9. Silly Putty (Zıp zıp hamur)
Çocukken oynamaya doyamadığımız silly putty, Türkiye’de zıp zıp hamur olarak biliniyor. Bu eğlenceli hamurun icat edilme hikayesi bir hayli ilginç. II. Dünya Savaşı’nda Japonya, dünyaya kauçuk ihraç eden ülkeleri tek tek işgal etmeye başladı. Kauçuk; ulaşım araçları, askeri ekipmanlar ve gaz maskeleri gibi pek çok stratejik ürünün imalatında kullanılan bir hammaddeydi. Japonya’nın bu ülkeleri işgal etmesi nedeniyle Amerika Birleşik Devletleri’nde kauçuk karneye bağlandı. Hükümet sentetik kauçuk üretilmesi için ülke genelinde tüm araştırmaları destekleme kararı aldı. Kauçuk üretme çalışmalarına katılan James Wright isimli bir araştırmacı, yanlışlıkla o zaman adı dahi olmayan silly putty’i üretmişti. Ancak silly putty, kauçuğun yerini alabilecek özelliklere sahip olmadığı için kaderine terk edildi. Hamurun pratik bir kullanımı olmadığı için ilk başta bu icatla ne yapılacağını kimse bilemedi.

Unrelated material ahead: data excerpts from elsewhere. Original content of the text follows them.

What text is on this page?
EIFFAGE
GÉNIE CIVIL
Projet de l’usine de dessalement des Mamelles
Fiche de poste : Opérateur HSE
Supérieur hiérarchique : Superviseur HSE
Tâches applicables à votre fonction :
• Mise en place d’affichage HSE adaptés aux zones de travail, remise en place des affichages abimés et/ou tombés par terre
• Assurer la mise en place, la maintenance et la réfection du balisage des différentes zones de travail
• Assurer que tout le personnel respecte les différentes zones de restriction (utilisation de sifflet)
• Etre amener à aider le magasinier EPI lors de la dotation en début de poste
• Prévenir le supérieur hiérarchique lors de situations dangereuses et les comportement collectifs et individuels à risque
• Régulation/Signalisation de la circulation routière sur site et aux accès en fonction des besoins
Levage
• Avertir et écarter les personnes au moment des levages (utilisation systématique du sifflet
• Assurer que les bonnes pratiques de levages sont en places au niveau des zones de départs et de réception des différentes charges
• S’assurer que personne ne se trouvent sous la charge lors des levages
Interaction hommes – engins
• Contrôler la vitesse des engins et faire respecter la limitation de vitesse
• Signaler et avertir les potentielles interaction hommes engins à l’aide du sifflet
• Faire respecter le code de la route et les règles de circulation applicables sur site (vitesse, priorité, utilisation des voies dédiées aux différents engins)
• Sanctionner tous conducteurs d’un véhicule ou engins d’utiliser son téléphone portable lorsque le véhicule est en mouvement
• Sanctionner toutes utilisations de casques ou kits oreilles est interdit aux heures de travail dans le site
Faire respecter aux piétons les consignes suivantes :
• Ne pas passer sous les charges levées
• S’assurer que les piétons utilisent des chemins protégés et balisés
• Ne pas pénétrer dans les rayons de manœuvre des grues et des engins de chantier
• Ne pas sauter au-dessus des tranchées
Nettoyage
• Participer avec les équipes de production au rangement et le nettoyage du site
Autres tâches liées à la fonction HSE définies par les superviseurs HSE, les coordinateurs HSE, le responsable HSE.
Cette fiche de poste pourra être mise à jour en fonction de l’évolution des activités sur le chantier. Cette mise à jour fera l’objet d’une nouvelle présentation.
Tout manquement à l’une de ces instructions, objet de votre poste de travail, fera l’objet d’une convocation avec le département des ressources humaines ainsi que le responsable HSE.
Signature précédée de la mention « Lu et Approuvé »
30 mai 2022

Ardından Peter Hodgson, hamurları küçük plastik kapların içine koyarak bunları silly putty adıyla oyuncak mağazalarına satmaya başladı. Silly putty, başarılı bir pazarlama stratejisi sayesinde dünya çapında en çok satılan oyuncaklar arasına girmişti.